Netizen Soroti Lemparan Jarak Jauh Pratama Arhan di dalam Laga Timnas Indonesia vs Laos: Makan Korban Lagi!

Fibingunp – Pertarungan Timnas Indonesia melawan Laos dalam fase kedua fase Grup B Piala AFF 2024 menyuguhkan drama mendebarkan. Bertanding pada Stadion Manahan, Kamis (12/12/2024) waktu malam WIB, putaran pertama berakhir imbang dengan skor 2-2. Namun, salah satu momen paling ikonik adalah lemparan jarak jarak jauh Pratama Arhan yang tersebut kembali “makan korban.”
Laos mengawali laga dengan kejutan. Phousomboun Panyavong membuka skor pada menit kesembilan melalui serangan balik cepat yang mana memanfaatkan celah di area lini pertahanan Indonesia. Namun, hanya saja berselang tiga menit, Kadek Arel menghadirkan Indonesia menyamakan kedudukan lewat tendangan keras dari di kotak penalti yang tak mampu dijangkau kiper Laos.
Kegembiraan suporter tuan rumah tak bertahan lama.
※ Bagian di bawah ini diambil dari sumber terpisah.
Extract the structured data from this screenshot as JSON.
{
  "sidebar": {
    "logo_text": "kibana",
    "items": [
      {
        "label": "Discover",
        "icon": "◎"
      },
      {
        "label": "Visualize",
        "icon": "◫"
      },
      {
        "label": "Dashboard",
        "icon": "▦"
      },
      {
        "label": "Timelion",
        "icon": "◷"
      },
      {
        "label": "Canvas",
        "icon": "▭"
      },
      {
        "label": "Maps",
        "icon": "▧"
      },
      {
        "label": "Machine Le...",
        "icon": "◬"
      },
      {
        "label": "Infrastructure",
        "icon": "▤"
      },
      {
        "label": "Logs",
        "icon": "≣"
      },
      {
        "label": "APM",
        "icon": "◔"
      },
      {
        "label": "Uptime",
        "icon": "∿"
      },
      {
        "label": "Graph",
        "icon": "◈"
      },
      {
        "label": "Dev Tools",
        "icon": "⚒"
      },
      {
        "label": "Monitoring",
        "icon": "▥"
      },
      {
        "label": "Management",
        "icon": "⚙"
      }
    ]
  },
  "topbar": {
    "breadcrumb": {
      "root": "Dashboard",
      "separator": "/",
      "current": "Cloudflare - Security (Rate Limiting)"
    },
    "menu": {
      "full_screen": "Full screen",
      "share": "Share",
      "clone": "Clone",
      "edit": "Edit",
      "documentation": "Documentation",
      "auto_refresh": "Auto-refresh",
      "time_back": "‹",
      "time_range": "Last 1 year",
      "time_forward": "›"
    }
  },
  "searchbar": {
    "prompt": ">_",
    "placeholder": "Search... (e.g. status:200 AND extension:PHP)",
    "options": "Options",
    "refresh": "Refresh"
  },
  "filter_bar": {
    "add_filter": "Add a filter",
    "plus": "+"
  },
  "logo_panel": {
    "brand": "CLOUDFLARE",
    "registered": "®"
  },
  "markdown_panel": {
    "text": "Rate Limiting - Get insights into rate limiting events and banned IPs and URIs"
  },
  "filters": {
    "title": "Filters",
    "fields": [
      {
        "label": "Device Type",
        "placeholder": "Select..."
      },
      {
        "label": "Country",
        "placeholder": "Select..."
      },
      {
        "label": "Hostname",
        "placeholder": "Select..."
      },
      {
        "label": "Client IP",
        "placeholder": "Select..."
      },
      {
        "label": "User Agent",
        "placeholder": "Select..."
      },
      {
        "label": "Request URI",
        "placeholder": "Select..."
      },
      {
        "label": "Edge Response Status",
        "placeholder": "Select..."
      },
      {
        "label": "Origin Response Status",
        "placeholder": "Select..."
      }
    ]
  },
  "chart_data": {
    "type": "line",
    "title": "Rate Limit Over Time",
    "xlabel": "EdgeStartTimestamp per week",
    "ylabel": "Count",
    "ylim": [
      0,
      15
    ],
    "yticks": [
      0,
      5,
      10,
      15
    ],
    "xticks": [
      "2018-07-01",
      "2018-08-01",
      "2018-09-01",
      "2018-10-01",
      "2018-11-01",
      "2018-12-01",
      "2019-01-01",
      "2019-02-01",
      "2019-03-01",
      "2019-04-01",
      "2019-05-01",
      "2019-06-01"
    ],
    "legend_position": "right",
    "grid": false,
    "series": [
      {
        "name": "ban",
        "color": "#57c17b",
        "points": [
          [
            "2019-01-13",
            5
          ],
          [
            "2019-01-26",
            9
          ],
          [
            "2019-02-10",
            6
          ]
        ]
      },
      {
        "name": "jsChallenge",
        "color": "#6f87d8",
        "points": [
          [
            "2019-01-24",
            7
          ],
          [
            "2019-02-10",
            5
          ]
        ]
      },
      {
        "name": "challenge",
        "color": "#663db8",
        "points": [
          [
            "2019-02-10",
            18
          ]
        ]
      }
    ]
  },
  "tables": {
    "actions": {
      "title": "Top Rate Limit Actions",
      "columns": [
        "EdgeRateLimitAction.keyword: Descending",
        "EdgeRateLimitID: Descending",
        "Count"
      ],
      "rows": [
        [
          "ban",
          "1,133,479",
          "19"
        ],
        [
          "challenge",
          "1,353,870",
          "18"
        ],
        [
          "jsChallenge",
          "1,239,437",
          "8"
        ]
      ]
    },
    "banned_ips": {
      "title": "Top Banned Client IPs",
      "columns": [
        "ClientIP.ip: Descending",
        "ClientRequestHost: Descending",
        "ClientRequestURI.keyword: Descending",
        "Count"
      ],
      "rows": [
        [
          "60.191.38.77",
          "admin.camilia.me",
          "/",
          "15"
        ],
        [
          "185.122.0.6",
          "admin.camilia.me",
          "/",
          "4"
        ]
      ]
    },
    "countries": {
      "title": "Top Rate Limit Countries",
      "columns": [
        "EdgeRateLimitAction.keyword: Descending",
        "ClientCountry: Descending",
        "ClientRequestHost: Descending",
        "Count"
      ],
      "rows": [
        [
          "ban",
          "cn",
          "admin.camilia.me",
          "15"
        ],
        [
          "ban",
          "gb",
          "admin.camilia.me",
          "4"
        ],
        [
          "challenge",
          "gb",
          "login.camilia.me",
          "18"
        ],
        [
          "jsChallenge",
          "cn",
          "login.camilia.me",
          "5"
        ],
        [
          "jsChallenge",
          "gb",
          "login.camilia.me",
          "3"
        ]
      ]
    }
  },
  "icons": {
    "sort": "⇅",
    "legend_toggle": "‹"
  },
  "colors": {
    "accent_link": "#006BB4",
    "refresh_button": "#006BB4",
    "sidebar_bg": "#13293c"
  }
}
Pada menit ke-13, Phathana Phommathep mengatasi keunggulan Laos menjadi 2-1 setelahnya tendangan kerasnya sukses menjebol gawang Daffa. Indonesia yang dimaksud kembali tertinggal, mencoba menekan untuk menyamakan kedudukan.
Momen penentu datang pada menit ke-30. Pratama Arhan melakukan lemparan ke pada dari sisi kiri pertahanan Laos. Bola yang diresmikan dengan kekuatan penuh menghujam kotak penalti serta secara langsung mengenai kepala Muhammad Ferrari. Bola pun melesak masuk ke gawang, menimbulkan skor kembali imbang 2-2.
Komentar Netizen: Lemparan Arhan Viral Lagi
Lemparan jarak sangat Arhan kembali menjadi sorotan netizen. Akun Twitter @idextratime menulis, “GOOLLLLL LEMPARAN KE DALAM ARHAN MENGENAI FERRARI!!! WOOOOOSHHHHH” sambil menambahkan emoji api yang tersebut menggambarkan intensitas momen tersebut.
Netizen lain dengan akun @cingreborn berkomentar, “GOL, LEMPARAN ARHAN MAKAN KORBAN LAGI #timnasday.” Komentar ini mencerminkan betapa takjubnya penggemar berhadapan dengan kemampuan spesial Arhan yang dimaksud seolah menjadi senjata rahasia Timnas Indonesia.
Setelah gol Ferrari, kedua kelompok saling jual beli serangan hingga fase pertama usai. Meski beberapa prospek emas tercipta, tak ada tambahan gol yang mana tercipta hingga wasit meniup peluit tanda istirahat.
Babak pertama ini menunjukkan pentingnya peran pemain seperti Pratama Arhan pada memberikan dimensi berbeda pada permainan. Lemparannya yang mana keras lalu akurat mampu menjadi pembeda di dalam momen-momen krusial.